Raymond (Ray) a trente ans lorsqu’il devient doorman au 10 Park Avenue, à New-York. Il y restera quarante ans, témoin privilégié et bienveillant des vies des habitants des lieux, arpenteur infatigable des rues de la ville. Ray vient d’Oran. Pied-noir d’origine espagnol. Son père a disparu dans les camps de la mort et sa mère a été tuée dans une émeute en 1961. Il est seul, sans attaches familiales et New-York est pour lui un terrain vierge et neutre où se reconstruire. Ce n’est sans doute pas anodin s’il exerce cette profession un peu énigmatique pour nous, européens, de doorman. Cet homme constamment présent, qui veille sur les habitants d’un immeuble de standing et qui s’efface devant les désirs des autres. Ce personnage indispensable, qui sait tout des habitudes des habitants de l’immeuble dont il a la charge mais dont personne ne connait l’intimité.  

C’est peu de dire que le lecteur s’attache très intensément à ce personnage de Ray. On a envie de partir avec lui à la découverte de cette ville qui change au gré des ans et des saisons et de rencontrer les quelques précieux amis que Ray se fera au cours de sa vie. De s’arrêter prendre un café, de découvrir Ellis Island, de parcourir les parcs, de remonter Broadway. 

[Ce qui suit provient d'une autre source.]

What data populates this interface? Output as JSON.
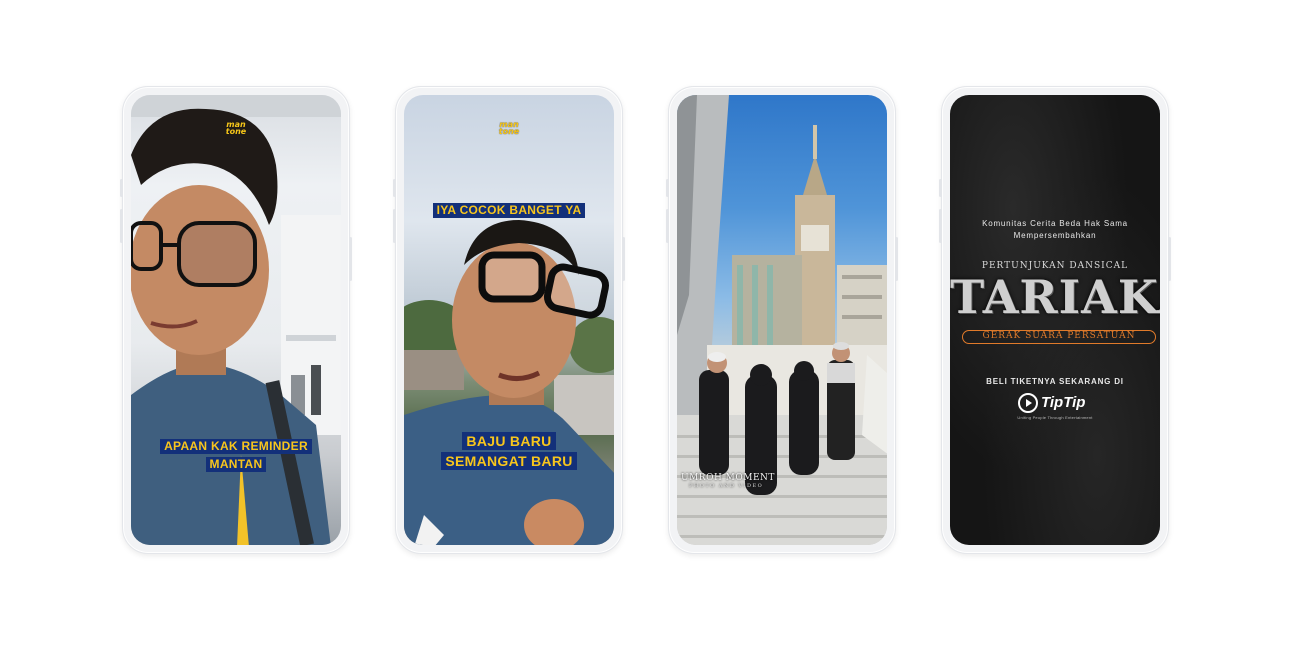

Dans ce récit éminemment cinématographique, Madeleine Assas revient aussi sur l’enfance de Ray à Oran retraçant les prémices de ce qui a construit son rêve américain.  

« Il y a des lieux à New York où je me sens étranger, en visite et j’aime ça. Au lieu de me déstabiliser, le dépaysement me recentre. Et tous les voyages passés reviennent en vagues dans ma mémoire et mon corps. Si le gène du voyage existe, il a gagné depuis la nuit de mes temps mes cellules et continue de croître en moi sous diverses variations. » 

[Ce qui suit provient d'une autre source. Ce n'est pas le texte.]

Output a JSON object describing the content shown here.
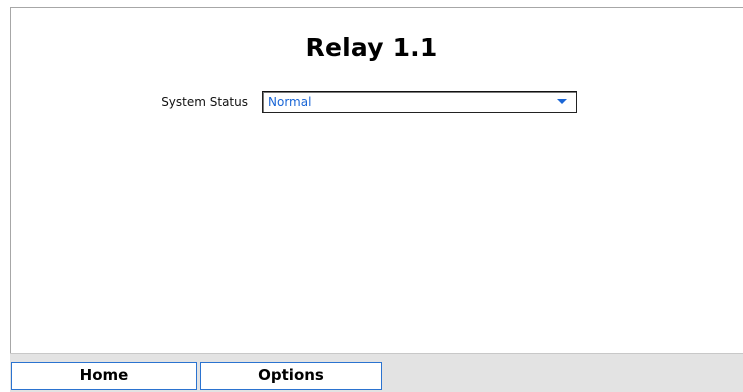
{
  "page": {
    "title": "Relay 1.1"
  },
  "system_status": {
    "label": "System Status",
    "value": "Normal"
  },
  "nav": {
    "home_label": "Home",
    "options_label": "Options"
  },
  "colors": {
    "accent": "#1a66d6",
    "button_border": "#2b73d0",
    "bar_background": "#e3e3e3"
  },
  "icons": {
    "dropdown": "chevron-down-icon"
  }
}
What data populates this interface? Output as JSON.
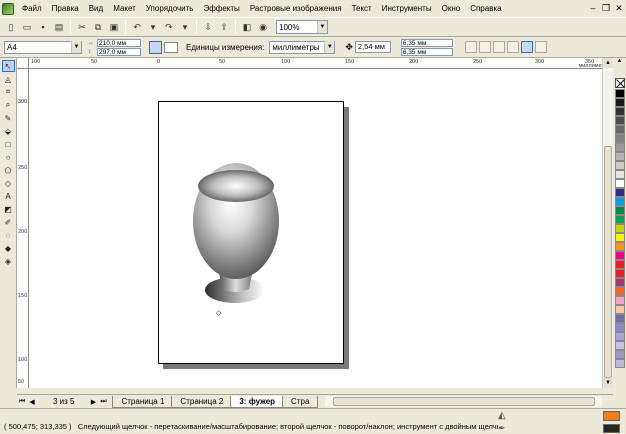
{
  "menubar": {
    "items": [
      "Файл",
      "Правка",
      "Вид",
      "Макет",
      "Упорядочить",
      "Эффекты",
      "Растровые изображения",
      "Текст",
      "Инструменты",
      "Окно",
      "Справка"
    ]
  },
  "toolbar": {
    "zoom": "100%"
  },
  "property_bar": {
    "page_size": "A4",
    "width": "210,0 мм",
    "height": "297,0 мм",
    "units_label": "Единицы измерения:",
    "units_value": "миллиметры",
    "nudge": "2,54 мм",
    "dup_x": "6,35 мм",
    "dup_y": "6,35 мм"
  },
  "rulers": {
    "unit": "миллиметры",
    "h_labels": [
      "100",
      "50",
      "0",
      "50",
      "100",
      "150",
      "200",
      "250",
      "300",
      "350"
    ],
    "v_labels": [
      "300",
      "250",
      "200",
      "150",
      "100",
      "50"
    ]
  },
  "palette": {
    "colors": [
      "#000000",
      "#1a1a1a",
      "#333333",
      "#4d4d4d",
      "#666666",
      "#808080",
      "#999999",
      "#b3b3b3",
      "#cccccc",
      "#e6e6e6",
      "#ffffff",
      "#2b2e8f",
      "#00a0e0",
      "#008a45",
      "#00a650",
      "#c8d400",
      "#fff200",
      "#f7941d",
      "#ec008c",
      "#ed1c24",
      "#e31e24",
      "#a8326b",
      "#f26522",
      "#f5a3c7",
      "#fbc4a4",
      "#6d6ea8",
      "#8c8cc6",
      "#a6a6d8",
      "#c7c0e0",
      "#9e9ac8",
      "#bcb8de"
    ]
  },
  "page_nav": {
    "counter": "3 из 5",
    "tabs": [
      "Страница 1",
      "Страница 2",
      "3: фужер",
      "Стра"
    ]
  },
  "status": {
    "coords": "( 500,475; 313,335 )",
    "hint": "Следующий щелчок - перетаскивание/масштабирование; второй щелчок - поворот/наклон; инструмент с двойным щелчком выбира...",
    "fill_color": "#f57f16",
    "outline_color": "#2a2622"
  }
}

New-York est ici un personnage à part entière de cette histoire qui s’étire sur quarante ans, tour à tour accueillante, arrogante, cruelle, surprenante, meurtrie, toujours en mouvement, offrant des occasions de rencontres uniques. Madeleine Assas nous plonge totalement dans l’atmosphère de cette ville tentaculaire et même si on y n’a jamais mis les pieds elle sait nous donner l’impression d’un univers à la fois familier et dépaysant.  

Aux côtés de Ray se tient une galerie de personnages fascinants et tout aussi attachants, dans lesquels on ne peut s’empêcher de voir une famille choisie. Il y a ainsi la petite Alma que Ray rencontre alors qu’elle a 5 ans et qui deviendra une véritable amie et une confidente. Salah avec qui Ray se promène dans la ville et qui rêve de devenir cinéaste. Hannah Belamitz, à qui Ray doit sa place, présence rassurante et familière. Ou bien encore Bentzion, sorte de père de substitution avec lequel Ray aime à s’entretenir. Et puis bien sûr les collègues de Ray, concierges, surintendants ou doormen, figures fugaces mais qui fixent le cadre de la vie de Ray.  

Je suis absolument ravie de m’être laissée emporter dans le sillage de Ray et pour un premier roman, je crois qu’on peut dire que c’est un coup de maître(sse) !  

Le Doorman – Madeleine Assas (Editions Actes Sud – février 2021)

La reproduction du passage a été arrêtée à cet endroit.